Biorąc pod uwagę bezpieczeństwo, wspólną metodologią jest utworzenie konkretnych modeli zagrożeń, które próbują opisać możliwe typy ataków. Ta technika jest przydatna podczas projektowania sterownika, ponieważ zmusza programistę do rozważenia potencjalnych wektorów ataku z wyprzedzeniem. Po zidentyfikowaniu potencjalnych zagrożeń deweloper może następnie rozważyć środki obrony przed tymi zagrożeniami, aby wzmocnić ogólne bezpieczeństwo składnika sterownika.
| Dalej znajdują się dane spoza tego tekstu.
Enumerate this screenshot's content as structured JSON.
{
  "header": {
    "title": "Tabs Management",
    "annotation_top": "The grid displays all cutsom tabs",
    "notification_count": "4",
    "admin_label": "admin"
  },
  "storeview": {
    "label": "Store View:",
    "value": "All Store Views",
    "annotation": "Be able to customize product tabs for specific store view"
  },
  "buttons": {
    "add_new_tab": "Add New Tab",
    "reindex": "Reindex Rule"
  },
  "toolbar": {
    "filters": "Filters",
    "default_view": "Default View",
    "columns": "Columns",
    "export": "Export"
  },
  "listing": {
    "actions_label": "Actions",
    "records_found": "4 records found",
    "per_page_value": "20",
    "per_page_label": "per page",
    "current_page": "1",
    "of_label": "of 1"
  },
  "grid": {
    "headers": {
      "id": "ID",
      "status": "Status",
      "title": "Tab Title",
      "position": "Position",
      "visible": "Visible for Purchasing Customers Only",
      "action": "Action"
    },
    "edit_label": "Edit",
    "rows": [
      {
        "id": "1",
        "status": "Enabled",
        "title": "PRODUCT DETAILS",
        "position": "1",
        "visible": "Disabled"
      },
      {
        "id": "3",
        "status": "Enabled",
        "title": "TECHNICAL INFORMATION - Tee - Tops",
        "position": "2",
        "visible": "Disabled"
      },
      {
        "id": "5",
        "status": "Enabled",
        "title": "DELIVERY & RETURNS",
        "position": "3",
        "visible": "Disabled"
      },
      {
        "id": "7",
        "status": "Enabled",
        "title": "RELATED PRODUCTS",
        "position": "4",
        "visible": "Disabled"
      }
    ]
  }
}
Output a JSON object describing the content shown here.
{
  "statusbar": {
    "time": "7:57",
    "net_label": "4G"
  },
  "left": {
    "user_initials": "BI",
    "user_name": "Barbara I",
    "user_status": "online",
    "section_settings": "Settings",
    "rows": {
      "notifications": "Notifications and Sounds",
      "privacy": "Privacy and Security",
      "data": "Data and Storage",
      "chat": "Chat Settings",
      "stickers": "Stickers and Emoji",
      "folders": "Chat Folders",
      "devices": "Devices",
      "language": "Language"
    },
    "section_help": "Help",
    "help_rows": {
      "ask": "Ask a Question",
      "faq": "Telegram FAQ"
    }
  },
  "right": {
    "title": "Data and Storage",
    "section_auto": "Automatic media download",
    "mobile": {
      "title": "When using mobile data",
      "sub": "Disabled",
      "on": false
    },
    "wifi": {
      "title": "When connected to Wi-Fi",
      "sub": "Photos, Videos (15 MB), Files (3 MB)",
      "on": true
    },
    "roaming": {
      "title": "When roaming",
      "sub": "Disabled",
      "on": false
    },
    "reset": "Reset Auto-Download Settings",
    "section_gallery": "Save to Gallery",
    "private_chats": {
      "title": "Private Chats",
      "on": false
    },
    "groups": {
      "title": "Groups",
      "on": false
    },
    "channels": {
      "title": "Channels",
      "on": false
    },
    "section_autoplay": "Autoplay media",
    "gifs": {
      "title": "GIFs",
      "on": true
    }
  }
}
Ten artykuł zawiera specjalistyczne wskazówki dla sterowników dotyczące tworzenia lekkiego modelu zagrożeń: Modelowanie zagrożeń dla sterowników. Artykuł zawiera przykładowy diagram modelu zagrożeń sterownika, który może być używany jako punkt wyjścia dla twojego sterownika.

Przykładowy diagram przepływu danych ilustrujący hipotetyczny sterownik trybu jądra.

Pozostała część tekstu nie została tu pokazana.